ASTAPL and Sathe have been barred from buying, selling, or dealing in securities, directly or indirectly, until further notice. SEBI has given them three months to square off any open positions in exchange-traded derivative contracts.
They are prohibited from collecting any money or fees from existing course participants for investment advisory or research analyst services. Sathe has been ordered to open FD accounts within 15 days of the order, with lien marked in favour of SEBI. These FDs represent the unlawful gains and cannot be released without SEBI’s prior permission.
ASTAPL and Sathe have also been directed to immediately take down all websites, advertisements, representations, literature, documents, brochures, videos, publications, and any communication pertaining to their unregistered activities.
Why this Matters
The order against Sathe is part of SEBI’s broader crackdown on illegal finfluencers. Earlier this year, the regulator banned Asmita Patel and five of her associates, seizing over Rs 53 crore in illicit profits. Patel had been providing stock market recommendations through private Telegram channels, Zoom meetings, and educational courses, without mandatory registration.
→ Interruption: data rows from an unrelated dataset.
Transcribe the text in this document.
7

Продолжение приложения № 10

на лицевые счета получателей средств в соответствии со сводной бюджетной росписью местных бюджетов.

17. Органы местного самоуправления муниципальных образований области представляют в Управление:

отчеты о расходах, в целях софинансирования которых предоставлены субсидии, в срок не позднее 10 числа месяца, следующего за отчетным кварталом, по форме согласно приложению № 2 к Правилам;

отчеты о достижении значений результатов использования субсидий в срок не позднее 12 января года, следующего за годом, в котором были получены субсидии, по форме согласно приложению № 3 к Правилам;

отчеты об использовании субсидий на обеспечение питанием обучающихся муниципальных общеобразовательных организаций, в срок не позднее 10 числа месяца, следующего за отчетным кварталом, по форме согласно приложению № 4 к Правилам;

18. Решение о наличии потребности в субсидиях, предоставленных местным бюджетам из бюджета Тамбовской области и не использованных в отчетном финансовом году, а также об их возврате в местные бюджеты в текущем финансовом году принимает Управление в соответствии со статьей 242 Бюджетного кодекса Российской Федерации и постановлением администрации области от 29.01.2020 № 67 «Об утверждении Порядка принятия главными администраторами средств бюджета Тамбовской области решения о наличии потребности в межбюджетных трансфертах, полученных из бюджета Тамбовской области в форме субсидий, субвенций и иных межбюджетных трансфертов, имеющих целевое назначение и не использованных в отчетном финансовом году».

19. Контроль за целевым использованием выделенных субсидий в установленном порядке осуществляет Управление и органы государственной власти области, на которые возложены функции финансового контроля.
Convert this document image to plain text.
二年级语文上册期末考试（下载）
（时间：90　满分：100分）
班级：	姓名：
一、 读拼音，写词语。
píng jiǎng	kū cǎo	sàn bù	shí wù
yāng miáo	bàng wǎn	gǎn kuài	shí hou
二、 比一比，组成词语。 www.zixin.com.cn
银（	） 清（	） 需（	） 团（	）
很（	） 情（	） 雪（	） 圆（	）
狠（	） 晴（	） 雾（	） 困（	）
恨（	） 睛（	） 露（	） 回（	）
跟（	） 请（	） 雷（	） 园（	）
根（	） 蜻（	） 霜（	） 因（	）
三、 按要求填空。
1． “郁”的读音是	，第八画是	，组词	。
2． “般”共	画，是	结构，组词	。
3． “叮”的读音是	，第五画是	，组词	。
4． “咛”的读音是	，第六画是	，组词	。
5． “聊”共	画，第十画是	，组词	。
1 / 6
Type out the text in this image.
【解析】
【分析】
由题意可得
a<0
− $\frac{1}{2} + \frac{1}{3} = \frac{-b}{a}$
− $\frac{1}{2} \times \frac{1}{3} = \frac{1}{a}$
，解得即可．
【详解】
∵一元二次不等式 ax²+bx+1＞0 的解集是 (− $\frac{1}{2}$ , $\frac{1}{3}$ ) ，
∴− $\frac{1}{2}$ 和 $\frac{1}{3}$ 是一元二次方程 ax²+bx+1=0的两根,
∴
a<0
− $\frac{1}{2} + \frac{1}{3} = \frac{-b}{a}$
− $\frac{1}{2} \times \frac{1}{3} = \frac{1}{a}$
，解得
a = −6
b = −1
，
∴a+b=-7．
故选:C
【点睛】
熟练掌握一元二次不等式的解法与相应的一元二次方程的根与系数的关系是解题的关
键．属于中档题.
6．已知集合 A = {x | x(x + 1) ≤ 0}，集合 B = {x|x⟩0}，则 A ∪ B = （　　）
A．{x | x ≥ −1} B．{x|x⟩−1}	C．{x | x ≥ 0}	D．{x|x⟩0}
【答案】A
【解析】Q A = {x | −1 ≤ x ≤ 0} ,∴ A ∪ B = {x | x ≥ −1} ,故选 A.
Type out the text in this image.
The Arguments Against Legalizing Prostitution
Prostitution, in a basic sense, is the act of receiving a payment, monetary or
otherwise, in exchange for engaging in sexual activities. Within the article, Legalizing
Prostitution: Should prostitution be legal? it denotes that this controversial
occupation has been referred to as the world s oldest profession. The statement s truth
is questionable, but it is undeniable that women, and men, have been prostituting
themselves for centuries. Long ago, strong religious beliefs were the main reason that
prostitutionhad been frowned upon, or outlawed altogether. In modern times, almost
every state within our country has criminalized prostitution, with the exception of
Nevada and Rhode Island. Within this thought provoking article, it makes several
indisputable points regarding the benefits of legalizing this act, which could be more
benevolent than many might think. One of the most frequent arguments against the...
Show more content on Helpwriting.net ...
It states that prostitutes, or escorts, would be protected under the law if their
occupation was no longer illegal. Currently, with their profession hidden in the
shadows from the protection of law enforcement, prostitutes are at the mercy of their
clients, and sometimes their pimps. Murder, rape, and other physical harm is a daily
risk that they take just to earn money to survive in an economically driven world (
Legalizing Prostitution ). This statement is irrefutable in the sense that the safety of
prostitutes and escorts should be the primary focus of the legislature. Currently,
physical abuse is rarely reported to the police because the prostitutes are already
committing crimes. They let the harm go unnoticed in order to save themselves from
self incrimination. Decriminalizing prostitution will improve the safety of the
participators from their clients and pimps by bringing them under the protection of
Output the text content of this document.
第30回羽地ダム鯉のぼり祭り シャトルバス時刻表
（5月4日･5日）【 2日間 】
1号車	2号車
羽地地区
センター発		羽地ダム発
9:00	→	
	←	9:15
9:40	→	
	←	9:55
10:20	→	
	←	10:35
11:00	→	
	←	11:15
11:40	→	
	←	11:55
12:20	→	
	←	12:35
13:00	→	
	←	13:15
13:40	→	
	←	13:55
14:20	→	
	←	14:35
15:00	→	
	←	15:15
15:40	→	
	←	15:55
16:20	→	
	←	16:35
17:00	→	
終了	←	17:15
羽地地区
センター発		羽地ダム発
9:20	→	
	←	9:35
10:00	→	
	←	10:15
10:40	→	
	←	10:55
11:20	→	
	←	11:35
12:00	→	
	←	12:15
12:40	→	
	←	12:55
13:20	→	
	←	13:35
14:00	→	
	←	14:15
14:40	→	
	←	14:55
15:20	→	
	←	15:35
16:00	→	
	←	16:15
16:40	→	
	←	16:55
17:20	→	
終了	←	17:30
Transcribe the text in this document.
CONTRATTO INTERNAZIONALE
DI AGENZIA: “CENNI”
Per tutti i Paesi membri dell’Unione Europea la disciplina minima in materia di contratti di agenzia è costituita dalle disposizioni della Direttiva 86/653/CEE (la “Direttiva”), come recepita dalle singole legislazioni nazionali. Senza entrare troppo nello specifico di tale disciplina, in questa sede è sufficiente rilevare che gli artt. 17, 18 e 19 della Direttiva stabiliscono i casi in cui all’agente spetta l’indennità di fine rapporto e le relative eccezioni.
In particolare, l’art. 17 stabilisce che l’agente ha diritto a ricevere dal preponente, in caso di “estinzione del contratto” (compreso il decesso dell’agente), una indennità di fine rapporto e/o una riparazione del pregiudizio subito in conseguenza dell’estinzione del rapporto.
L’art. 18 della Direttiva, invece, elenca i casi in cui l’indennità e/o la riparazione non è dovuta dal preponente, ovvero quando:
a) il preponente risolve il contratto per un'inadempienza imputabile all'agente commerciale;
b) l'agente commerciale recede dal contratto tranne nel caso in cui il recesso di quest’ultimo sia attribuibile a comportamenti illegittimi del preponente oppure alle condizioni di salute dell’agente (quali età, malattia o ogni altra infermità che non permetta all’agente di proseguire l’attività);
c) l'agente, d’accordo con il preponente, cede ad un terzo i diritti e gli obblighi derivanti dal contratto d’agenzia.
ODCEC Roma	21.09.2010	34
The case underscores how acting on social media tips without verification can land investors in trouble. There have been countless such examples. During the 2022 Vauld crisis, several finfluencers, including Ankur Warikoo, P.R Sundar and Akshat Shrivastava, promoted it as a crypto FD in their videos. When the platform later suspended all activities, investors were left stranded.
The Gensol Engineering episode last year further shows how the menace of unregistered advisors persists. Finfluencers like Aditya Joshi and Prashant Mishra promoted the stock after its rapid rise, only to be blindsided when corporate governance issues emerged. Investors suffered heavy losses by following non-credible advice.
Another concern is the lack of transparency around financial affiliations. A recent CFA Institute survey revealed that 59% of Indian finfluencers had one or more brand sponsorships, yet 63% failed to disclose these affiliations. This lack of transparency makes it difficult to distinguish credible advice from paid promotions.
The survey also found that of the 51 finfluencers examined, only 2% were SEBI-registered, yet 33% openly recommended stocks to buy, sell, or hold, highlighting a major gap between those offering financial advice and those authorised to do so.
To curb the menace of unregistered finfluencers, SEBI amended its regulations in August 2024, barring SEBI-regulated persons and entities from having direct or indirect associations with individuals providing financial advice on securities without regulatory authorisation.